# Does anyone know a company that makes Custom Poly Bags for Tshirts?



## Duran (Jul 23, 2007)

My brother got a shirt made by I think the company was Tee Fury? The shirt was cool, but what caught my eye was their Custom Poly Bags they shipped the shirts in!

It was a plastic/poly bag which had their name & logo. 

Does anyone know a place that does this? If so, please give me a link & If you know the price let me know!

Thank You so much!


----------



## NonSequiturTees (Oct 19, 2012)

Plastic Bags Paper Bags Clear Plastic Bags Custom Printed Bags for Promotions, Packaging and Shipping Supplies They are located in California. Or you can just google custom poly bags for t-shirts to find something closer to you, wherever you are.


----------



## Duran (Jul 23, 2007)

Thanks brother  Im going to check this out...


----------



## Duran (Jul 23, 2007)

Ok if any east coast guys who know any east coast (Ohio) companies or close to it... let me know their company names.
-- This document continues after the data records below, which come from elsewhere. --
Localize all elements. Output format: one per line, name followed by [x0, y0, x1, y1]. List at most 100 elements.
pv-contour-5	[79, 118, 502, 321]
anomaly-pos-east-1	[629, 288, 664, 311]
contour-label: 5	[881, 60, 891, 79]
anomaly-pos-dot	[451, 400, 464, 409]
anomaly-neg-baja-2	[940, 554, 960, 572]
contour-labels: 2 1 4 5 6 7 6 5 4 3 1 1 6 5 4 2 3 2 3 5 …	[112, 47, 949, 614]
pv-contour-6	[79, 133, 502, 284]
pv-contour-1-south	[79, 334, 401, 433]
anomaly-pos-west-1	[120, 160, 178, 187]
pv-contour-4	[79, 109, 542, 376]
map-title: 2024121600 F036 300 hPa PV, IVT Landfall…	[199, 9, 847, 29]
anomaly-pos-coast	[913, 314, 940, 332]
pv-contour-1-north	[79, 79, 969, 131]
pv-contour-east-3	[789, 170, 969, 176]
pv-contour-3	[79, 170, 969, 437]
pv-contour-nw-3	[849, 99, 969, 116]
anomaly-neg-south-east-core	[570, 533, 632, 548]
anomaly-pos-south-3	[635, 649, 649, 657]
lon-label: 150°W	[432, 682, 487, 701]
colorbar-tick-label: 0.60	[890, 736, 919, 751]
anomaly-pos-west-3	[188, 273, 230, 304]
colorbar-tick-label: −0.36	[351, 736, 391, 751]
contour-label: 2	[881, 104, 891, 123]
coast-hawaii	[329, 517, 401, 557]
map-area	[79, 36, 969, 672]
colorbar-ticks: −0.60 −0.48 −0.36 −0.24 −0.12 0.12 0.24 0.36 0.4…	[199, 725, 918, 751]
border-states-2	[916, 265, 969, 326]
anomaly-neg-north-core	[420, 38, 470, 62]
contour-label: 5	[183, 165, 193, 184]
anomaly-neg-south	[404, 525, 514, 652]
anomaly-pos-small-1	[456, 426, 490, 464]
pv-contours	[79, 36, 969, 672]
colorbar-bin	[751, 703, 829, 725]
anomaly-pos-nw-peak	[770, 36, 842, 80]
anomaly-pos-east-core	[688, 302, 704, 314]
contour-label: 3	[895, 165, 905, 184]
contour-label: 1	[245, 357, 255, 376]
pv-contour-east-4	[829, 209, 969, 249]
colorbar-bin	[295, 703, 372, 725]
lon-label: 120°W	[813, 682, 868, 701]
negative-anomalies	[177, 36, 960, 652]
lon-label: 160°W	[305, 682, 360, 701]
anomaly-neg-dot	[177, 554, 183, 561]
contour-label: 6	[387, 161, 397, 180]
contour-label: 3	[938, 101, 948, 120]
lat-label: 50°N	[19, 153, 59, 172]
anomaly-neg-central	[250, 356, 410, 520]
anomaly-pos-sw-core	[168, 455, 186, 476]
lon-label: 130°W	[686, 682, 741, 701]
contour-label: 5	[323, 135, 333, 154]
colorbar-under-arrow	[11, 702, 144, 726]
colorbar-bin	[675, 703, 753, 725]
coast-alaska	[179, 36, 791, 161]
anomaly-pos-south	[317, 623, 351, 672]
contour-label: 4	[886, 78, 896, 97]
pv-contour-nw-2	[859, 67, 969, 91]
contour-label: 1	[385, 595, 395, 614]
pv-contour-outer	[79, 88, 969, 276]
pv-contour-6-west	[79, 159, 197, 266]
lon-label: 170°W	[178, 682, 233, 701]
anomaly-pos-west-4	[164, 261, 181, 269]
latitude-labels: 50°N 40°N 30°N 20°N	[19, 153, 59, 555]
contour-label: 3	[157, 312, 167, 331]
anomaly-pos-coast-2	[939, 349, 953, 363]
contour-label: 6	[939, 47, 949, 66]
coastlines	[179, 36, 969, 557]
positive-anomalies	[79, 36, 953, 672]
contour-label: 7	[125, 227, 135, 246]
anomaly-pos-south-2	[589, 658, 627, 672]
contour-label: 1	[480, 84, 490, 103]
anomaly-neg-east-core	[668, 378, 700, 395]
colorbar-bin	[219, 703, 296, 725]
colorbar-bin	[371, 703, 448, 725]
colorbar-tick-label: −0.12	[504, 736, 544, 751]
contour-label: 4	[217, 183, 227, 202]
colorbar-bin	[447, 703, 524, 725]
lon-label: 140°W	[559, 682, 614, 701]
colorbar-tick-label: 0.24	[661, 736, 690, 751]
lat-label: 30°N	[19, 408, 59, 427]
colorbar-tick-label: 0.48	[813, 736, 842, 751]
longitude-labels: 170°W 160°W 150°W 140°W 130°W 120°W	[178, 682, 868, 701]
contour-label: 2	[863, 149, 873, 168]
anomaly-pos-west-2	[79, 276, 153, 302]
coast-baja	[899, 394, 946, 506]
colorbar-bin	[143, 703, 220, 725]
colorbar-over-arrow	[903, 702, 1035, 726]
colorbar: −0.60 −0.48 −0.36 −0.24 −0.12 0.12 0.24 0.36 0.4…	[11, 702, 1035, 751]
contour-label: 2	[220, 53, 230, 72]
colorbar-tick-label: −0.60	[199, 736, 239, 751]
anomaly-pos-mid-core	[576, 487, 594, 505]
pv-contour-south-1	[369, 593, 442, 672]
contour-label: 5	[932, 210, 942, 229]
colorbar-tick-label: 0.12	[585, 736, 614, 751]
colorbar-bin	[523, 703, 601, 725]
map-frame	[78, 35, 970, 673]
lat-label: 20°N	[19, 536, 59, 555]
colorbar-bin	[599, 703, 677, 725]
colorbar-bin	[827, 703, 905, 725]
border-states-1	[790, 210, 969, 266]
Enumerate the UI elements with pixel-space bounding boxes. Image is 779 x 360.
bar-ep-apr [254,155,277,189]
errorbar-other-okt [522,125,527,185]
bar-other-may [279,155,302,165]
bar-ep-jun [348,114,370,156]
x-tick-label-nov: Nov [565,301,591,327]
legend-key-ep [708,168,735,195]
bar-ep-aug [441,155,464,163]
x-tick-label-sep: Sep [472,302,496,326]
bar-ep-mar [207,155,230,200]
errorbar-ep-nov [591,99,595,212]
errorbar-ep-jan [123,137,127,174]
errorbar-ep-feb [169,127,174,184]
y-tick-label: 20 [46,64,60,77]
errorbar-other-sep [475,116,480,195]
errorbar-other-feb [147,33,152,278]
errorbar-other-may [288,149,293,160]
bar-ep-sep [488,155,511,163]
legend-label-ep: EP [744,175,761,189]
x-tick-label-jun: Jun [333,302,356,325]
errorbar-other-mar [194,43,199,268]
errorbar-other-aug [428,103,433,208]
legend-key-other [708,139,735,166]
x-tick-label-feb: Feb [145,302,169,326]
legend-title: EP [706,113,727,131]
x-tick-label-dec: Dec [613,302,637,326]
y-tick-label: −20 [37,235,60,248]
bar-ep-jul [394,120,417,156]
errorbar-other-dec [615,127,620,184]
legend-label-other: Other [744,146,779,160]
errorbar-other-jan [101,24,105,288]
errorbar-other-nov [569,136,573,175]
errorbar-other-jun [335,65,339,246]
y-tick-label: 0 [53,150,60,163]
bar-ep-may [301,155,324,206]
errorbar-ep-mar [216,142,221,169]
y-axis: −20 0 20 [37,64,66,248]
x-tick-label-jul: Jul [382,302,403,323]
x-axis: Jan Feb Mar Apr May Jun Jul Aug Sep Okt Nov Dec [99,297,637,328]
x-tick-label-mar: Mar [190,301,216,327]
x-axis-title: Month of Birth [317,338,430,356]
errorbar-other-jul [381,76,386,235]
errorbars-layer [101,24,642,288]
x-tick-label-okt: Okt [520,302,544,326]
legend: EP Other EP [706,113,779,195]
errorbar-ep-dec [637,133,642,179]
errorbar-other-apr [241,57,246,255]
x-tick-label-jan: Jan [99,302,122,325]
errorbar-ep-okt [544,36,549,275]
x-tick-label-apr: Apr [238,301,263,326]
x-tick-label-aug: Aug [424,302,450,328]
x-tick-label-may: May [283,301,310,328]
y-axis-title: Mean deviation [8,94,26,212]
I tried the california company, great people, quick quote.. it just the shipping was $300. So if anyone uses someone closer to Ohio let me know!


----------



## Stait (Nov 20, 2012)

Just what I needed! But what size would you Reccomended buying? Mainly for tee and shirt shipping.


----------



## draginlow (Dec 5, 2010)

i been using a co on ebay, they dont have a printed logo but i have a stack of the cheap stickers made with my logo and i put a shirt size sticker on the outside of the bag. looks pretty nice. fast shipping and really nice bags, dont forget cheap ha ha. $15.95 +$8.55 for shipping on 100 bags, they sell them in a different quantity's up to 300. i have had good luck so far and they are low static unlike others ones i tried. 100 12 7 16 x 16 1 4 Clear Resealable Poly Cello Bopp Bags for 12x16 Item | eBay


----------



## specifikreazon7 (Dec 14, 2009)

Wow thank you will be buyin the ebay ones for my shirts and slapping a sticker on them simple and easy!


----------



## RUSSGAIL (Jun 10, 2008)

ULINE has T-shirts bags.
Just Google them.

Russ


----------